Today marks the third post in the new series from our leadership collection. Throughout the series we’re highlighting examples of business leadership - some ‘best practice’ and some with room for improvement.
Leadership Bull – Frank Stronach successfully orchestrates buyout deal
Life is good for Magna International founder Frank Stronach, who recently won court approval on the company’s buyout of his controlling shares in spite of protests from the country’s largest pension funds.
Under the deal, worth $863-million, Magna is paying Stronach about 17 times the market value for his multiple voting shares. To top it all off, he will also remain chairman and get $120-million in consulting fees over four years.
Ultimately, the deal illustrates Stronach’s sustained influence over a company he originally founded over 50 years ago. This, combined with his ability to persevere in the face of criticism, is why he’s today’s Leadership Bull.
The Canada Pension Plan Investment Board and the Ontario Teachers’ Pension Plan had fought the deal, which creates a 1,800 per cent premium for Stronach’s voting shares, on grounds that it will set a bad precedent.
But an Ontario Superior Court ruled that the deal is “fair and balanced,” citing – among other things – a shareholder vote in favour of the arrangement. Earlier, more than 75 per cent of Magna’s class A shareholders approved the plan to eliminate Stronach’s shares.
So how did Stronach, like a skilled chess player, get shareholders to vote in favour of his controversial plan?
Well, it didn’t hurt that he held the control block of shares. But he was also in a position to exert his influence because he had a good answer to the question of how the deal would benefit voting shareholders.
Most shareholders were in favour of the plan because they wanted to see the end of the company’s dual-class share structure, according to UBS Securities Canada Inc. By providing shareholders with an easy way to end this arrangement, Stronach had carefully orchestrated an offer that the majority of shareholders couldn’t refuse.
Successful leaders know that motivating people to act in a certain way requires patience, but above all, the ability to demonstrate how other people will benefit in the long run. Whether a leader is crusading for a dramatic change in corporate structure, or simply encouraging a manager to boost overall productivity, it boils down to more than just stating what is good for the company or its leadership team, but making a direct link to the impact it will have on the individuals who need to be influenced.
Leadership Bear – Mark Zuckerberg misses opportunity to address privacy head-on
You would be hard-pressed to find a general news article about the recent launch of Facebook’s Places – a new iPhone app allowing users to share their location status with friends – that doesn’t devote a significant amount of ink to privacy concerns.
Reporters have written about the public declaration from the Northern California chapter of the American Civil Liberties Union that it has “serious concerns about other privacy protections and controls associated with Places.” The media has also devoted some attention to potentially uncomfortable Places scenarios, like how a friend could start reporting on your whereabouts at place – like a seedy bar – which you don’t necessarily want other friends to know about.

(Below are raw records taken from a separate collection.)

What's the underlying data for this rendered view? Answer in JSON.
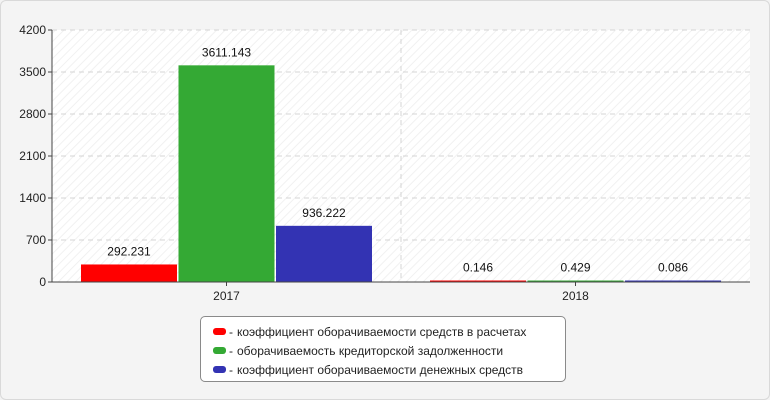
{
  "chart_data": {
    "type": "bar",
    "categories": [
      "2017",
      "2018"
    ],
    "series": [
      {
        "name": "коэффициент оборачиваемости средств в расчетах",
        "color": "#ff0000",
        "values": [
          292.231,
          0.146
        ],
        "labels": [
          "292.231",
          "0.146"
        ]
      },
      {
        "name": "оборачиваемость кредиторской задолженности",
        "color": "#34a934",
        "values": [
          3611.143,
          0.429
        ],
        "labels": [
          "3611.143",
          "0.429"
        ]
      },
      {
        "name": "коэффициент оборачиваемости денежных средств",
        "color": "#3333b3",
        "values": [
          936.222,
          0.086
        ],
        "labels": [
          "936.222",
          "0.086"
        ]
      }
    ],
    "yticks": [
      "0",
      "700",
      "1400",
      "2100",
      "2800",
      "3500",
      "4200"
    ],
    "ylim": [
      0,
      4200
    ],
    "grid": true,
    "legend_position": "bottom"
  },
  "legend": {
    "dash": "-",
    "items": [
      "коэффициент оборачиваемости средств в расчетах",
      "оборачиваемость кредиторской задолженности",
      "коэффициент оборачиваемости денежных средств"
    ]
  }
}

To add fuel to the fire, there have also been reports that Facebook is rolling out the new service simply to generate more advertising revenue, making certain users uncomfortable.
It’s only natural for the media to include commentary from privacy critics when covering any new Facebook service. After all, this is the company that scrambled in early 2010 to simplify privacy controls to appease consumer groups, US lawmakers and the European Union.
CEO Mark Zuckerberg has also been widely criticized for ducking the issue of privacy before. Back in June, at The Wall Street Journal’s D: All Things Digital conference, Walt Mossberg and Kara Swisher grilled him about Facebook’s recent privacy changes. Several tweets reported that Zuckerberg dodged questions about privacy, while sweating profusely and appearing nervous.
Perhaps critics should give the guy a break. He’s only 26 years old, and even the most seasoned CEOs have a tough time keeping their cool in the line of fire.
But when Facebook Places lunched in the US last week, Zuckerberg was presented with the perfect opportunity to learn from previous mistakes and personally address the issue of privacy upfront. However, instead of tackling the issue head-on with confidence, Zuckerberg stumbled through a high-level product overview before turning the stage over to a product manager.
Good leaders are backed by a solid team of communicators who are aware of all the potential hot button issues. In certain cases, it makes sense to only address topics on a reactive basis. But if you and your team know that a sensitive topic will get raised repeatedly, it is best to take the bull by the horns. And when discussing controversial issues, people want to hear from the guy at the top.
So what’s the best way to talk about sticky situations? First, develop a set of key messages that relate to the issue at-hand. For each message, pull together statistics and anecdotes that will help you create a compelling argument.
The goal? To develop clear, straightforward messages that will resonate with the media and the general public. Sure, the critics and naysayers may still get coverage, but your perspective will shine through as well.